Ambitious Managed Divergence

Just when some Americans thought they had a handle on the term Brexit, along come the Brexiteers and give us “ambitious managed divergence.”

Brexit is of course the snappy portmanteau word coined several years ago to refer to the British exit from the European Union.

Extricating itself from the EU has proved to be an agonizing process. An intense national debate over the hoped-for benefits versus the much-feared consequences of Brexit culminated in a referendum on June 23, 2016, when 51.9 percent of the electorate voted to leave the EU.

The Union Jack is due to officially set sail to depart from the Continent on March 29, 2019. If, that is, a deal can be struck for a revised economic relationship with Europe that both sides can live with. The anti-Brexiteers are still hoping that such a deal is an impossibility, that the U.K. and the EU will never reach an agreement, and Brexit will exit the British scene for good.

In recent days, both those for and against Brexit have found reason for hope in the outcome of a meeting of Prime Minister Theresa May’s cabinet, which convened for the purpose of working out a compromise proposal for future economic dealings with the EU that would satisfy a government divided over just how far Brexit should go.

After eight hours of deliberations at the PM’s traditional country retreat at Chequers, the cabinet had formulated an answer that indeed seemed to satisfy everyone. They named the newborn policy “ambitious managed divergence.”

As an analysis in The Guardian explained: “The plan contains ‘divergence’ to give the advocates of Brexit what they want, a bold breaking of the EU chains. At the same time, ‘managed’ is there to placate the faction that stubbornly continues to want those chains. And ‘ambitious’ it is, because it aims to be all things to all people.

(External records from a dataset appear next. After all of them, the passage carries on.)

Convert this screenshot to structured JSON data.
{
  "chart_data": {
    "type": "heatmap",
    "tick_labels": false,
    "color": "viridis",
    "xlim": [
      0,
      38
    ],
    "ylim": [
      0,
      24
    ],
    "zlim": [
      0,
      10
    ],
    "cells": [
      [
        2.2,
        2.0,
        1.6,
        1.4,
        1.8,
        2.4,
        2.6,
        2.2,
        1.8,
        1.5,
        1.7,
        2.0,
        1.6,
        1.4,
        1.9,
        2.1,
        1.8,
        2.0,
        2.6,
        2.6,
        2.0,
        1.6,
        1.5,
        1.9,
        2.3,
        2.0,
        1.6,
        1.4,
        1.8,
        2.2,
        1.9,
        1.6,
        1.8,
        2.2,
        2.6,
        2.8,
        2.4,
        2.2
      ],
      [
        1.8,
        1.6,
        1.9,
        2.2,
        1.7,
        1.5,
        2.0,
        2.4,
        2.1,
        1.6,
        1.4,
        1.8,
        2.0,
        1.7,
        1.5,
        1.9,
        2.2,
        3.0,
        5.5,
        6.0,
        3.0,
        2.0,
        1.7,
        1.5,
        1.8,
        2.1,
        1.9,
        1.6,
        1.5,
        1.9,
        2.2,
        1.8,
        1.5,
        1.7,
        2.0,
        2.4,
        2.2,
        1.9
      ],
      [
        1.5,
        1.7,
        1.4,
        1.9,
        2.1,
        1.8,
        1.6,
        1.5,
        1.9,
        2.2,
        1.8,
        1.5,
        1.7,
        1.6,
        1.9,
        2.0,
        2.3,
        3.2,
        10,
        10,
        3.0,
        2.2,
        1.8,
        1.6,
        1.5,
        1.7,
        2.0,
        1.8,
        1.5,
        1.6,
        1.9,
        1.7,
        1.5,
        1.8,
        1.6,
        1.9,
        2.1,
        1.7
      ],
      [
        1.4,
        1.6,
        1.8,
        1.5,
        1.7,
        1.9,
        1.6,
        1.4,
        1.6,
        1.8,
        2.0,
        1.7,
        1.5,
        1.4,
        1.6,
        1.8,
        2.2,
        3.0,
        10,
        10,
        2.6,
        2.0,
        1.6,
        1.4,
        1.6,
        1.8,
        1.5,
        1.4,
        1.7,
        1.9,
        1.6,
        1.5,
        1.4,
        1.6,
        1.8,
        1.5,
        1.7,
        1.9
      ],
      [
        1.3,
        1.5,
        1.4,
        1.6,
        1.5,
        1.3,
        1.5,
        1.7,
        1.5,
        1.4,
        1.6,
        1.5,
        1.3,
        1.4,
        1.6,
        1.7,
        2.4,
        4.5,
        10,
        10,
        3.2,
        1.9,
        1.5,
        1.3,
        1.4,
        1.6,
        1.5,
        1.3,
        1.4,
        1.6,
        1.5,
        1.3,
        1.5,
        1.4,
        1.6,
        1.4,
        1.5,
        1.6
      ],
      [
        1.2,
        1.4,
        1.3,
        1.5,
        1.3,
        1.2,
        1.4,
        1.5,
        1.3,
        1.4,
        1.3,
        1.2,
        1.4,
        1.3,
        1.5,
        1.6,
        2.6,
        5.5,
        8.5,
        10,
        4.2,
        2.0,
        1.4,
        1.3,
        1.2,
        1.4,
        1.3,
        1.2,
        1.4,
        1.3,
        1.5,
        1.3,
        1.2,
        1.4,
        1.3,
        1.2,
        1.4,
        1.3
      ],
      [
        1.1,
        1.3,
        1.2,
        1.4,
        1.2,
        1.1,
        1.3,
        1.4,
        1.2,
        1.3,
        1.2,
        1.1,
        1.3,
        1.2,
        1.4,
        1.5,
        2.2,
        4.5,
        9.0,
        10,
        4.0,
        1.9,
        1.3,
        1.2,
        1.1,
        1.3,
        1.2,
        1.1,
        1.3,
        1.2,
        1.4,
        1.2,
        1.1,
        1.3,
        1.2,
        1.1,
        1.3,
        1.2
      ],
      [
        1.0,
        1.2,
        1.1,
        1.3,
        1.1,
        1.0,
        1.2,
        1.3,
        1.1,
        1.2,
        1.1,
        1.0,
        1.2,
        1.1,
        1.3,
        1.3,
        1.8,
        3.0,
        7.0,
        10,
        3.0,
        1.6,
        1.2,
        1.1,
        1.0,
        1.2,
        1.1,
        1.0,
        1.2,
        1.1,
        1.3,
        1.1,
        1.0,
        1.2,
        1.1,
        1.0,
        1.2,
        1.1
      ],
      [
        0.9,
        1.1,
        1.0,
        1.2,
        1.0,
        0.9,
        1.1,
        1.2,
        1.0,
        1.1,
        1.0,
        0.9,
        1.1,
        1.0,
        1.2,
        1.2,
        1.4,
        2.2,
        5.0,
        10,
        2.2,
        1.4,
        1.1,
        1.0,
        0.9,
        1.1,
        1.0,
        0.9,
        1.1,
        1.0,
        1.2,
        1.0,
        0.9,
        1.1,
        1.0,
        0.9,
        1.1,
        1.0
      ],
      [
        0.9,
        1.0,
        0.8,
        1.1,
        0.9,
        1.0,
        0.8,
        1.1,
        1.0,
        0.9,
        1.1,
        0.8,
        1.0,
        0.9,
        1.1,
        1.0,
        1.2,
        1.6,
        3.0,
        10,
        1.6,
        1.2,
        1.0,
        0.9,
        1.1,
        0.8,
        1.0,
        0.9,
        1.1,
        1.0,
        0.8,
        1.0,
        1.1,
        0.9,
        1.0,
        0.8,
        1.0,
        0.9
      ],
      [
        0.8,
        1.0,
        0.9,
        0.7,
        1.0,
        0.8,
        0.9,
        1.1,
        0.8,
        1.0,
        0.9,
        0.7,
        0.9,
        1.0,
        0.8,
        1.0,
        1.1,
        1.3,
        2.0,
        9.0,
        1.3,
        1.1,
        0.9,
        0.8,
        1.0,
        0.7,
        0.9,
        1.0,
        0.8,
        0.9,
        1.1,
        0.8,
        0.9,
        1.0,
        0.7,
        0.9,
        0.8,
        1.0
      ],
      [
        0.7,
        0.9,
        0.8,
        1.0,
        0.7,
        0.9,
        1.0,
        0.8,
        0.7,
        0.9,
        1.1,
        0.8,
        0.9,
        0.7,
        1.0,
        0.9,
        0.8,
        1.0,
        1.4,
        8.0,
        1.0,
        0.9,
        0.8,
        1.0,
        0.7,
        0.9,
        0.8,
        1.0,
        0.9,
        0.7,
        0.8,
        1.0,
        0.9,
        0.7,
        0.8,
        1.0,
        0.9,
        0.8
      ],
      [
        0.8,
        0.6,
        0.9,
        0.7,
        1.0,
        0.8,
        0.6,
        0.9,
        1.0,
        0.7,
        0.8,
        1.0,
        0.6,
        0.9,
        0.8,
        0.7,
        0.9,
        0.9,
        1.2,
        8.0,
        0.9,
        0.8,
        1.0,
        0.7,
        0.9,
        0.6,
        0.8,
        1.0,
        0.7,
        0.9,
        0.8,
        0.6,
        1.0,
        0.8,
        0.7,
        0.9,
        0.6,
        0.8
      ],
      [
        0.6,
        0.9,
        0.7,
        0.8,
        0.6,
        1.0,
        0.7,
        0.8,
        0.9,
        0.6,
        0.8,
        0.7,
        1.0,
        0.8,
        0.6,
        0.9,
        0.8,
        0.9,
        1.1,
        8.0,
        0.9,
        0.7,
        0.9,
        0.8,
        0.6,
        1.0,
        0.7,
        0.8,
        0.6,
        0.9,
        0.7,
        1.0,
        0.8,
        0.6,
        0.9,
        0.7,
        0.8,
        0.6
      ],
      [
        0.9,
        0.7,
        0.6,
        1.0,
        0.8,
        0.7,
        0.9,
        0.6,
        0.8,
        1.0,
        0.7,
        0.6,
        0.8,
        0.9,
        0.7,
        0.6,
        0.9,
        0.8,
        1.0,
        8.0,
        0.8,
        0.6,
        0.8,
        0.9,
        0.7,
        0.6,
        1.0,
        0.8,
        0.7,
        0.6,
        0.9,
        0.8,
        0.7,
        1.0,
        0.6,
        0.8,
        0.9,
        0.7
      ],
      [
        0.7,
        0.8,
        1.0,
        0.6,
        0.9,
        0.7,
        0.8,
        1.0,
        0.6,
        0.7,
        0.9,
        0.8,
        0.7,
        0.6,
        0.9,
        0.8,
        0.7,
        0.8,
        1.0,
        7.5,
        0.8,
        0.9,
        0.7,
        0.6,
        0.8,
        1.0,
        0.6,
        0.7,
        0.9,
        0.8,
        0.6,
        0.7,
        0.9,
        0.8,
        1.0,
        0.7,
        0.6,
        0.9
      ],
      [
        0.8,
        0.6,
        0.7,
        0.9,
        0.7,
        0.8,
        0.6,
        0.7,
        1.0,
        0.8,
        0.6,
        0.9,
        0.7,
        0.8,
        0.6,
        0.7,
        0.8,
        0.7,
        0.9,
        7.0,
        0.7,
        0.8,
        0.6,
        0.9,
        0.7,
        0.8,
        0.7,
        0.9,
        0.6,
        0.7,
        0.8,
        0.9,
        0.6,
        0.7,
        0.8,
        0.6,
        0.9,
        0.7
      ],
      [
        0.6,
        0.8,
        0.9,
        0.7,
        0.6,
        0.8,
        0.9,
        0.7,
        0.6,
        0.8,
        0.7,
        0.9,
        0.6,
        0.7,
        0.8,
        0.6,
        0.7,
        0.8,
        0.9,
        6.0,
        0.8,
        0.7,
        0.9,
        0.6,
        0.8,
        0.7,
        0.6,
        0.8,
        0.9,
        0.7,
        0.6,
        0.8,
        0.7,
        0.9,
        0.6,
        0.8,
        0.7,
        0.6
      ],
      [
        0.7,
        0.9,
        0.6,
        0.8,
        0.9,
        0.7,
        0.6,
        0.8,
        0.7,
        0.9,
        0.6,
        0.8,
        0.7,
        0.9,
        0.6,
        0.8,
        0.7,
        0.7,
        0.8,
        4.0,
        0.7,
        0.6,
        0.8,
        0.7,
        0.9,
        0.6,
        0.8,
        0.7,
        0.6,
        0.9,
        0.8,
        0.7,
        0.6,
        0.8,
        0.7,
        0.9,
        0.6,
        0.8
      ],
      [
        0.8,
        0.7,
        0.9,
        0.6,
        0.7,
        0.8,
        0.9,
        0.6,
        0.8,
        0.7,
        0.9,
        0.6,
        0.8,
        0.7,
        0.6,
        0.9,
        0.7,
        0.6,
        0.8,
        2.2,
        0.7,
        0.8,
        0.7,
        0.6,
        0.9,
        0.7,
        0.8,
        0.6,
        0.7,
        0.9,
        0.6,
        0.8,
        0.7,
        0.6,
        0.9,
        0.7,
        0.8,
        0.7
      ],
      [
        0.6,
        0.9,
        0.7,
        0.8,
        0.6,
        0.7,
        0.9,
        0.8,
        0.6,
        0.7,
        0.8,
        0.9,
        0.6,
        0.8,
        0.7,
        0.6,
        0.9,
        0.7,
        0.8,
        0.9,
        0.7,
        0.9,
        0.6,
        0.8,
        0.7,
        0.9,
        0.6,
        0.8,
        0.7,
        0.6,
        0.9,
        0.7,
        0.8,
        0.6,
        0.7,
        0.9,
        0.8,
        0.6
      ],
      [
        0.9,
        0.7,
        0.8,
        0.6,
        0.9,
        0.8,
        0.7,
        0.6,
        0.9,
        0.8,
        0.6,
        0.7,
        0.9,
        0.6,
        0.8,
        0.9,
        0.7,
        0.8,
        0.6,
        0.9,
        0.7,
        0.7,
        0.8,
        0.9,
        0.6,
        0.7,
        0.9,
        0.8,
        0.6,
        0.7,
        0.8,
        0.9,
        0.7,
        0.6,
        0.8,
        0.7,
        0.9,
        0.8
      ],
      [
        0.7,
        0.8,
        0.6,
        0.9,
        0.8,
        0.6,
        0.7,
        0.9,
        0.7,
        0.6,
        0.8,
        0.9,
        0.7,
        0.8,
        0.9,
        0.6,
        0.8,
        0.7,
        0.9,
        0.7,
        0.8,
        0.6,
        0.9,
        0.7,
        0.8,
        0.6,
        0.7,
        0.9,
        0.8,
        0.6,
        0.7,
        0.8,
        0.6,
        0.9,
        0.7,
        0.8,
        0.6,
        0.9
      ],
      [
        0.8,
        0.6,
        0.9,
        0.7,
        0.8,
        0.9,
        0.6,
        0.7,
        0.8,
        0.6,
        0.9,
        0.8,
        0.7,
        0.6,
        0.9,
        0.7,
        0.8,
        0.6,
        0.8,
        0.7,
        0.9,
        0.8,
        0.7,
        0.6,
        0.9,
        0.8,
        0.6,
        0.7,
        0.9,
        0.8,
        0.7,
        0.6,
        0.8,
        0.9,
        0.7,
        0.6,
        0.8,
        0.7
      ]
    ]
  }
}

It is beyond the scope of this editorial to delve fully into the intricacies of Brexit, but briefly, it’s a plan whereby Britain will be out of the EU but retain much of the privileges of being in. This is known in some quarters as the “three baskets” theory, in which the British economy is divided into three categories: one in which standards stay fully aligned with the EU, one that holds onto an option to diverge in the future, and a third where Britain is completely on its own. Reportedly, Britain would seek to negotiate a free-trade agreement similar to the EU-Canada deal, but augmented by better access to EU goods and services than Canada has.

“Divergence has won the day,” said one cabinet source. But pro-Europeans also claimed that the talks had gone well. Another said: “It all finished rather positively. It seems like everyone thinks they got what they wanted.”

Whether the British public or the EU will be impressed by either the content or the style of “ambitious managed divergence” remains to be seen. In the meantime, however, it is fair to say that not since the British political satirist George Orwell invented “Newspeak” has the sceptered isle made such a noteworthy contribution to the English language.

More precisely, “ambitious managed divergence” can be assigned to the subcategory of Newspeak known as “doublethink”, which entails simultaneously accepting two mutually contradictory beliefs as correct. “War is peace,” and “Freedom is slavery” are among the most notorious examples from Orwell’s dystopian lexicon.

Newspeak has been defined as a language in which “words mean just what the government says they mean” (Morris Dictionary of Word and Phrase Origins). Mrs. May’s coinage qualifies. If she says “ambitious managed divergence” means Brexit, then that’s what it means.

That’s not to lump Mrs. May with the totalitarian perpetrators of doublethink, like Orwell’s Big Brother. The current British prime minister’s intentions are perfectly honorable: to restore British independence while protecting the economy.

The intention is not to imply that the British have any monopoly on this kind of use — or misuse — of language. Obviously, Americans have stretched the English language in equally dismaying ways over the years. While the British may excel in doublethink, nobody can match the Americans in political correctness.

For example, an official handbook of politically correct phrases that circulated at the 1992 Democratic National Convention suggested such sanitized phraseologies as “nontraditional voting” for ballot-box stuffing, “previously enjoyed soundbite” for cliché, and “equanimity-deprived individual with temporarily unmet career objectives” for sore loser.

Whether Britain ultimately leaves the European Union or not — or both — there is no doubt that Brexit is having an impact on the language. Most neologisms take time to establish themselves sufficiently to merit inclusion in the Oxford English Dictionary, but this one looks headed for immediate enshrinement.

However, if the purpose of language is to communicate clearly and to make ideas and facts (true ones) more accessible, then such phenomena as doublethink and political correctness do harm. They bury clear thinking in ambiguity or contradiction and make rational political discourse all the more difficult.

But that, after all, is what politics is all about.